In this instance, the contractor spent time meeting with the adjoining property owners to review/ address their concerns. As the project progressed, the relationship with the adjoining property owners soured. Neighbors began calling local police, requiring the contractor to measure sound levels at the property lines to log compliance with East Manchester Township’s ordinance.
One example of this discourse is the issue of electric service. The local energy provider was not able to provide electricity to the site in the timeframe required for the project, so DHL chose to install temporary generators. The noise produced by the generators was measured and found to be within acceptable limits, however neighbors voiced concerns that the noise from the generators was disrupting. DHL made the decision to replace the temporary diesel generators with smaller, quieter units.
In this instance, the prima facie evidence of a noise disturbance as defined in section 137-5 of the Township Code was disproven through the sound level meter log conducted by ARCO. Still, DHL chose to replace the temporary generators with quieter ones to appease community concerns.
As design professionals, Warehaus’ team is not often faced with addressing noise ordinances. It is assumed that these issues are better suited for the contractors since they have the “boots on the ground”. Rather, I think it is a combined effort between the design professional and the contractor to mitigate construction impacts. As with most non-technical issues, I think the lesson to be learned is how project management on the part of the contractor/ client/ and the design professionals helped to mitigate the impacts of an aggressive construction schedule for a sizable project.

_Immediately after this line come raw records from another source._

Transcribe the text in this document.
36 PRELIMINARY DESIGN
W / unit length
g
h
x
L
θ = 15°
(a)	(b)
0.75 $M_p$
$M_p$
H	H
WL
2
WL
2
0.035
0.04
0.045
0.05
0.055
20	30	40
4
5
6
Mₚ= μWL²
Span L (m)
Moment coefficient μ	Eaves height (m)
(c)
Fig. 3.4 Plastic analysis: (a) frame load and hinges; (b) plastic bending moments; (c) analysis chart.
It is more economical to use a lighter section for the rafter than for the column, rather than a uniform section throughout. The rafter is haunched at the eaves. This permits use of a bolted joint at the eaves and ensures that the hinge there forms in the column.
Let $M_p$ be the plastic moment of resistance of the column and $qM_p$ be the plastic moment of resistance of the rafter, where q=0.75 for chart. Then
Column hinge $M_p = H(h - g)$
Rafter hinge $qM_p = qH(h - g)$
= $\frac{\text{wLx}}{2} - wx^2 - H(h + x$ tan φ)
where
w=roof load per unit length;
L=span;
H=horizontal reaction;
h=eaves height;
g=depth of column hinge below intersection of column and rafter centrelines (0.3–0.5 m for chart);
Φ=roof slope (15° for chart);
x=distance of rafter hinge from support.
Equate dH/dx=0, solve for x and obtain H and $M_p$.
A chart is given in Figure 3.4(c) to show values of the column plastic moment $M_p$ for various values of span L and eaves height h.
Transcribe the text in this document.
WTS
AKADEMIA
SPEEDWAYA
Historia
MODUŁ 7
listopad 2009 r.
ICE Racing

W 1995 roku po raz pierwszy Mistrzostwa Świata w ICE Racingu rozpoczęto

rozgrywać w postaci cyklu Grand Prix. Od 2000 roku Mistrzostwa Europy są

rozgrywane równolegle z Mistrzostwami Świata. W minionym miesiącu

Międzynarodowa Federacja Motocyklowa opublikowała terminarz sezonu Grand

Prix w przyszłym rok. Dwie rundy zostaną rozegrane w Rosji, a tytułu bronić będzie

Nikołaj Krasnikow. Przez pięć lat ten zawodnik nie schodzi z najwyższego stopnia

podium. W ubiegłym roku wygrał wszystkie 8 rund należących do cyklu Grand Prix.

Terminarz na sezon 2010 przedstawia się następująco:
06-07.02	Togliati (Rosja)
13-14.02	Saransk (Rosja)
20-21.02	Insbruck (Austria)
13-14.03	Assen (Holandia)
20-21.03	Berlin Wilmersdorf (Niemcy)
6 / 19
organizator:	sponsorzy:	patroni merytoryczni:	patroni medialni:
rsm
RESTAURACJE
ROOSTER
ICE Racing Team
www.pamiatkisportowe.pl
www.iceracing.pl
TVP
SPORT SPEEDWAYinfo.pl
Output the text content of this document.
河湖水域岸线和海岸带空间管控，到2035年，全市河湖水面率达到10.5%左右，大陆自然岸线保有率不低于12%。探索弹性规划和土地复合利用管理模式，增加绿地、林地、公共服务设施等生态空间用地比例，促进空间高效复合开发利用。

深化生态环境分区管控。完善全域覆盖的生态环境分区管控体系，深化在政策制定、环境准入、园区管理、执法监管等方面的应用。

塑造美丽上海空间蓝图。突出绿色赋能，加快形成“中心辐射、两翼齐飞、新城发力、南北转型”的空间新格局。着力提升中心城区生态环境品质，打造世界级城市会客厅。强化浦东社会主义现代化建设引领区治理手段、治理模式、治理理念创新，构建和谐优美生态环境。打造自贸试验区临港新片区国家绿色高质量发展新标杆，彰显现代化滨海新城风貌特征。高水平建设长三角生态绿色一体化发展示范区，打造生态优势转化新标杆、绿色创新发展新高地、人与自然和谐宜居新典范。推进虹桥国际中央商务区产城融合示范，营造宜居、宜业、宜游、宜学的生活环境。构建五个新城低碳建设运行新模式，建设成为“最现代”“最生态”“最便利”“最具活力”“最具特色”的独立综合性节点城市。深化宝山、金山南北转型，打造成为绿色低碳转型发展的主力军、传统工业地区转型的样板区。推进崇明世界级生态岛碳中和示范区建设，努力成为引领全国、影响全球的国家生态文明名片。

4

There will always be a level of disruption in relationship to construction projects on the surrounding neighborhood. How this level of disruption is prioritized and mitigated will define the success of the project in the eyes of its community. A scientific response to a community’s complaints often falls short of addressing the issue. I have outlined the areas of success and areas of improvements as follows:
- Know the community. Warehaus’s extensive experience working in East Manchester Township allowed us to identify key stakeholders and the areas of most importance to those stakeholders. Warehaus identified that screening the site would be of high importance to the stakeholders, so an earthen berm with an average height of 15ft-20ft was proposed. The earthen berm served as a visual screen as well as an audible disruption to the sound waves leaving the site.
- Be pro-active. Warehaus meets with its construction partner early in the project to review the construction sequence. Reviewing the construction sequence with a contractor allows Warehaus to better understand the logistics of a large construction project.
- Respond quickly. ARCO was quick to respond to neighbors’ issues when they voiced them.
- Measured response. DHL acknowledged the community’s complaints, and although they where not required to address them, they made concession to be good neighbors.